City Manager Steve Burkett said the budget is status quo in terms of the economy.
“What’s going in the world economy and U.S. economy suggests we’re not going to be recovering soon,” he said.
“We’re going to be dealing with the same issues. Our revenue is increasing slightly and we have pressures for expenditure increases. We’re going to figure out some way of reducing expenditure increases.”
Anticipated 2012 revenues are $318,500 more than 2011 revenues but expenses are projected to increase by $440,000.
The city’s projected revenues are approximately $8.3 million including an $18,000 increase in sales tax over staff’s budgeted estimate, and $29,000 from increased utility taxes.
Expenditures are expected to total approximately $8.4 million, with the biggest increase a $369,000 bounce for salaries and benefits for police.

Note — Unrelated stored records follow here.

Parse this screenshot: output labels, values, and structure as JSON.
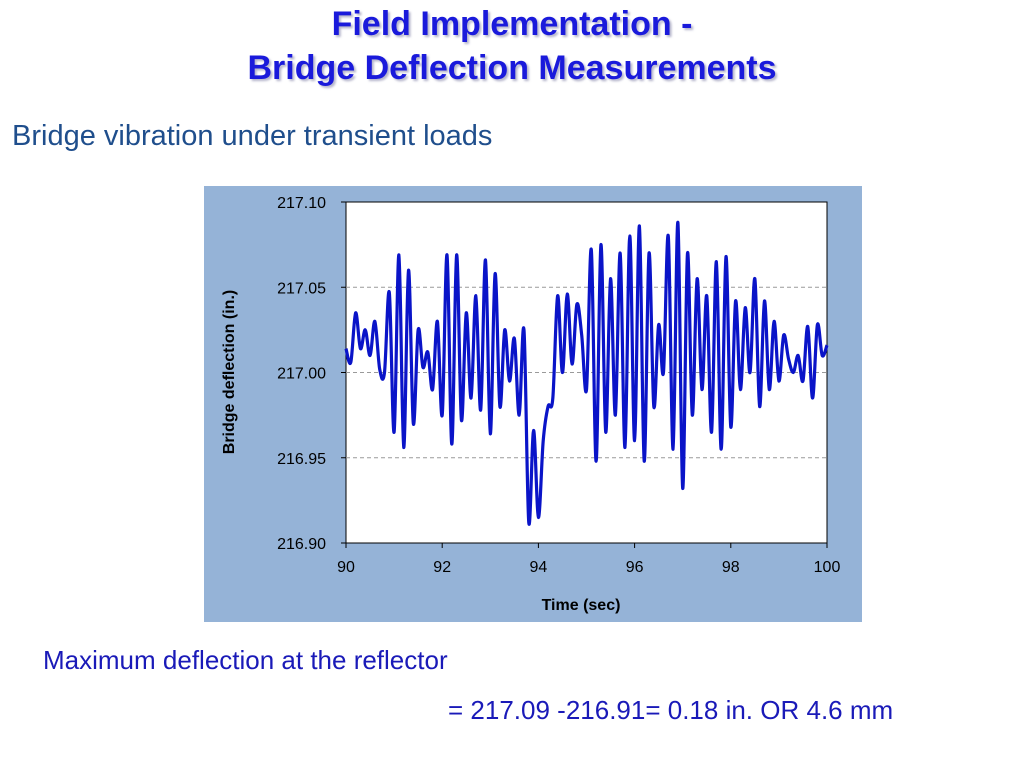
{
  "slide": {
    "title_line1": "Field Implementation -",
    "title_line2": "Bridge Deflection Measurements",
    "subtitle": "Bridge vibration under transient loads",
    "note_line1": "Maximum deflection at the reflector",
    "note_line2": "= 217.09 -216.91= 0.18 in. OR 4.6 mm"
  },
  "colors": {
    "title": "#1a1adb",
    "chart_background": "#95b3d7",
    "series_line": "#0a14c8"
  },
  "chart_data": {
    "type": "line",
    "xlabel": "Time (sec)",
    "ylabel": "Bridge deflection (in.)",
    "xlim": [
      90,
      100
    ],
    "ylim": [
      216.9,
      217.1
    ],
    "x_ticks": [
      90,
      92,
      94,
      96,
      98,
      100
    ],
    "x_tick_labels": [
      "90",
      "92",
      "94",
      "96",
      "98",
      "100"
    ],
    "y_ticks": [
      216.9,
      216.95,
      217.0,
      217.05,
      217.1
    ],
    "y_tick_labels": [
      "216.90",
      "216.95",
      "217.00",
      "217.05",
      "217.10"
    ],
    "grid": "horizontal dashed",
    "legend": "none",
    "series": [
      {
        "x": [
          90.0,
          90.1,
          90.2,
          90.3,
          90.4,
          90.5,
          90.6,
          90.7,
          90.8,
          90.9,
          91.0,
          91.1,
          91.2,
          91.3,
          91.4,
          91.5,
          91.6,
          91.7,
          91.8,
          91.9,
          92.0,
          92.1,
          92.2,
          92.3,
          92.4,
          92.5,
          92.6,
          92.7,
          92.8,
          92.9,
          93.0,
          93.1,
          93.2,
          93.3,
          93.4,
          93.5,
          93.6,
          93.7,
          93.8,
          93.9,
          94.0,
          94.1,
          94.2,
          94.3,
          94.4,
          94.5,
          94.6,
          94.7,
          94.8,
          94.9,
          95.0,
          95.1,
          95.2,
          95.3,
          95.4,
          95.5,
          95.6,
          95.7,
          95.8,
          95.9,
          96.0,
          96.1,
          96.2,
          96.3,
          96.4,
          96.5,
          96.6,
          96.7,
          96.8,
          96.9,
          97.0,
          97.1,
          97.2,
          97.3,
          97.4,
          97.5,
          97.6,
          97.7,
          97.8,
          97.9,
          98.0,
          98.1,
          98.2,
          98.3,
          98.4,
          98.5,
          98.6,
          98.7,
          98.8,
          98.9,
          99.0,
          99.1,
          99.2,
          99.3,
          99.4,
          99.5,
          99.6,
          99.7,
          99.8,
          99.9,
          100.0
        ],
        "y": [
          217.014,
          217.006,
          217.035,
          217.014,
          217.025,
          217.01,
          217.03,
          217.002,
          217.0,
          217.047,
          216.965,
          217.069,
          216.956,
          217.06,
          216.97,
          217.025,
          217.003,
          217.012,
          216.99,
          217.03,
          216.975,
          217.069,
          216.958,
          217.069,
          216.972,
          217.035,
          216.985,
          217.045,
          216.978,
          217.066,
          216.964,
          217.058,
          216.98,
          217.025,
          216.995,
          217.02,
          216.975,
          217.025,
          216.912,
          216.966,
          216.915,
          216.96,
          216.98,
          216.985,
          217.045,
          217.0,
          217.046,
          217.005,
          217.04,
          217.022,
          216.99,
          217.072,
          216.948,
          217.075,
          216.965,
          217.055,
          216.975,
          217.07,
          216.956,
          217.08,
          216.96,
          217.086,
          216.948,
          217.07,
          216.98,
          217.028,
          217.0,
          217.08,
          216.955,
          217.088,
          216.932,
          217.07,
          216.975,
          217.055,
          216.99,
          217.045,
          216.965,
          217.065,
          216.955,
          217.068,
          216.968,
          217.042,
          216.99,
          217.038,
          217.0,
          217.055,
          216.98,
          217.042,
          216.99,
          217.03,
          216.995,
          217.022,
          217.008,
          217.0,
          217.01,
          216.995,
          217.027,
          216.985,
          217.028,
          217.01,
          217.016
        ]
      }
    ]
  }
}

All non-uniformed employees voted not to take a pay increase whereas police sergeants contractually receive a 3 percent salary increase and officers a 2 percent increase.
The city’s overall costs went up 14.8 percent for Public Employees’ Retirement System contributions, while Labor and Industries costs rose 17 percent and health insurance 11 percent.
Possible utilities increase
Sewer and water rate payers could be unhappy with the budget.
Burkett said he’s proposed a 2-percent increase for both rates because costs aren’t being met.
“Our approach is to increase a little bit each year rather than a bigger one later,” he said.
The sewer increase could be a $1.05 to $1.22 increase per month for single-family residences depending on usage and about 53 cents per month for water users.
Burkett said the city needs assistance to pay for the expansion of the water reclamation plant and maintaining the new Albert Haller Playfields.
A low-income discount policy will continue for qualifying customers. Last year, 24 accounts received discounts.
Burkett did not call for increasing the property tax levy by 1 percent, which would have brought in approximately $13,000. This saves homeowners about $2.
This year’s proposed city budget is balanced, but Burkett said they need to dip into reserves for one-time expenses totaling $130,000.
The funding will pay to train a replacement for the city’s retiring mechanic and to cover the fringe benefits and replacements for two police officers deployed to Afghanistan.
Karen Goschen, administrative services director, said a number of capital projects are one reason for an
increase in the budget. Capital projects total about $5.3 million.
Staff suggested transferring monies, such as $1,250,000 for purchasing the city hall property. She said the city also is applying for more than $500,000 in grants for various projects.
Two positions are expected to be cut, including a temporary legal analyst and a crime prevention officer/public information officer. Other positions are proposed to become full-time, including the the communications and marketing director.
More information will be released on the budget process in the coming weeks.